Swedish physicist (1827–1905)

Tobias Robert Thalén Hon. FRSE (28 December 1827 - 27 July 1905) was a Swedish physicist. He was awarded the Rumford Medal in 1884 for his spectroscopic researches. He was an expert on terrestrial magnetism and spectrum analysis. He gives his name to the crystalline mineral Thalenite.

He worked closely with Anders Ångström. Together they measured and recorded the spectral lines of many elements and created the science of spectral analysis.

==Life==
He was born in Koping on 28 December 1827.

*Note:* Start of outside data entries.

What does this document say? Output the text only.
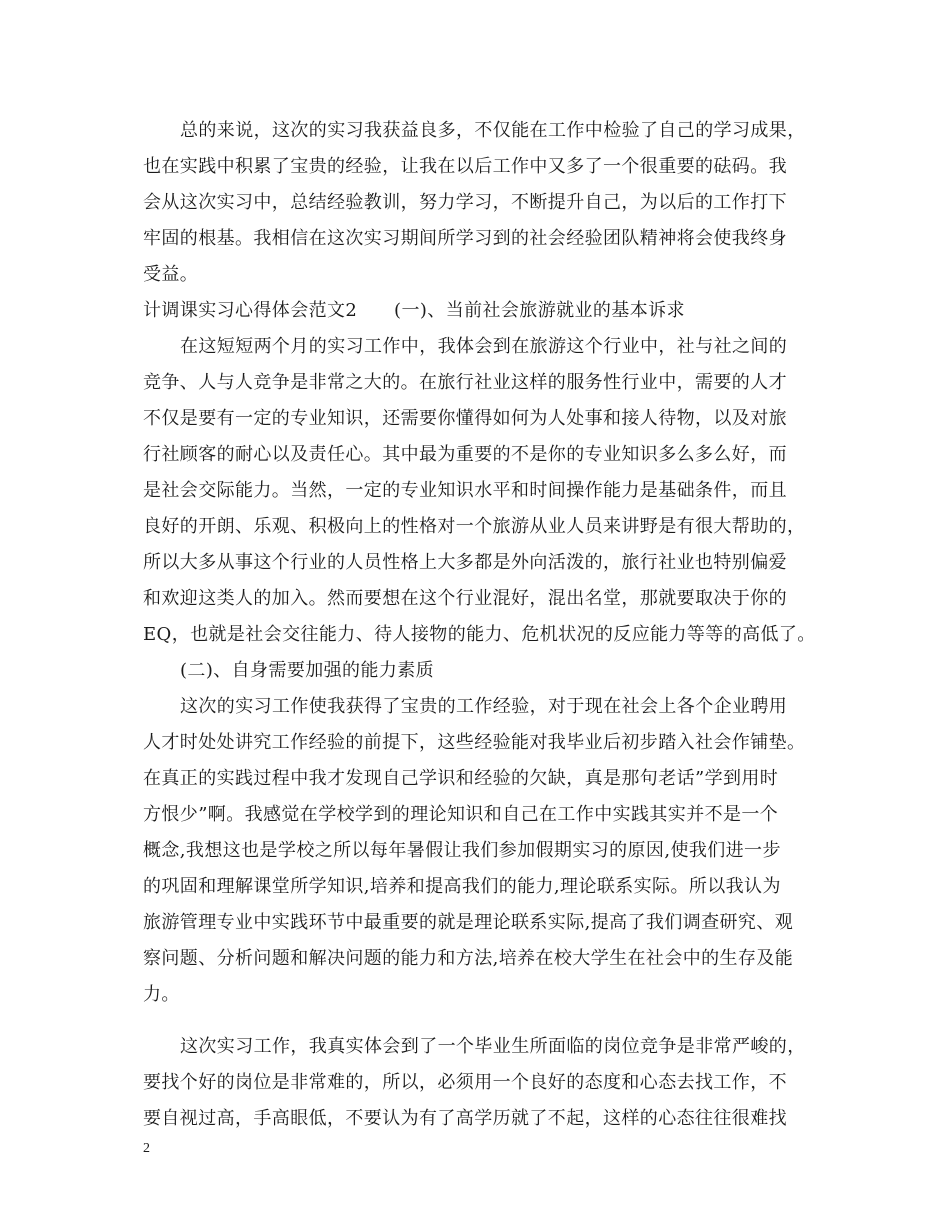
总的来说，这次的实习我获益良多，不仅能在工作中检验了自己的学习成果，
也在实践中积累了宝贵的经验，让我在以后工作中又多了一个很重要的砝码。我
会从这次实习中，总结经验教训，努力学习，不断提升自己，为以后的工作打下
牢固的根基。我相信在这次实习期间所学习到的社会经验团队精神将会使我终身
受益。
计调课实习心得体会范文2　　(一)、当前社会旅游就业的基本诉求
在这短短两个月的实习工作中，我体会到在旅游这个行业中，社与社之间的
竞争、人与人竞争是非常之大的。在旅行社业这样的服务性行业中，需要的人才
不仅是要有一定的专业知识，还需要你懂得如何为人处事和接人待物，以及对旅
行社顾客的耐心以及责任心。其中最为重要的不是你的专业知识多么多么好，而
是社会交际能力。当然，一定的专业知识水平和时间操作能力是基础条件，而且
良好的开朗、乐观、积极向上的性格对一个旅游从业人员来讲野是有很大帮助的，
所以大多从事这个行业的人员性格上大多都是外向活泼的，旅行社业也特别偏爱
和欢迎这类人的加入。然而要想在这个行业混好，混出名堂，那就要取决于你的
EQ，也就是社会交往能力、待人接物的能力、危机状况的反应能力等等的高低了。
(二)、自身需要加强的能力素质
这次的实习工作使我获得了宝贵的工作经验，对于现在社会上各个企业聘用
人才时处处讲究工作经验的前提下，这些经验能对我毕业后初步踏入社会作铺垫。
在真正的实践过程中我才发现自己学识和经验的欠缺，真是那句老话”学到用时
方恨少”啊。我感觉在学校学到的理论知识和自己在工作中实践其实并不是一个
概念,我想这也是学校之所以每年暑假让我们参加假期实习的原因,使我们进一步
的巩固和理解课堂所学知识,培养和提高我们的能力,理论联系实际。所以我认为
旅游管理专业中实践环节中最重要的就是理论联系实际,提高了我们调查研究、观
察问题、分析问题和解决问题的能力和方法,培养在校大学生在社会中的生存及能
力。
这次实习工作，我真实体会到了一个毕业生所面临的岗位竞争是非常严峻的，
要找个好的岗位是非常难的，所以，必须用一个良好的态度和心态去找工作，不
要自视过高，手高眼低，不要认为有了高学历就了不起，这样的心态往往很难找
2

In 1849, he began studies at the University of Upsala. He gained a doctorate in physics (DPh) in 1854. In 1856, he began lecturing in astronomy. After some travelling scholarships to observatories in England, France and Germany, he was promoted to Assistant Professor in 1861. In 1869/1870, he was Professor of Physics at Stockholm Technical School. In 1873, he returned to Upsala as Professor of Mechanics and in 1874, became Professor of Physics there, replacing Angstrom. During this period, he received much criticism for favouring Angstrom's son, Knut, as a star pupil.

In 1886, he was elected an Honorary Fellow of the Royal Society of Edinburgh.

He retired in 1896 and died in Uppsala on 27 July 1905.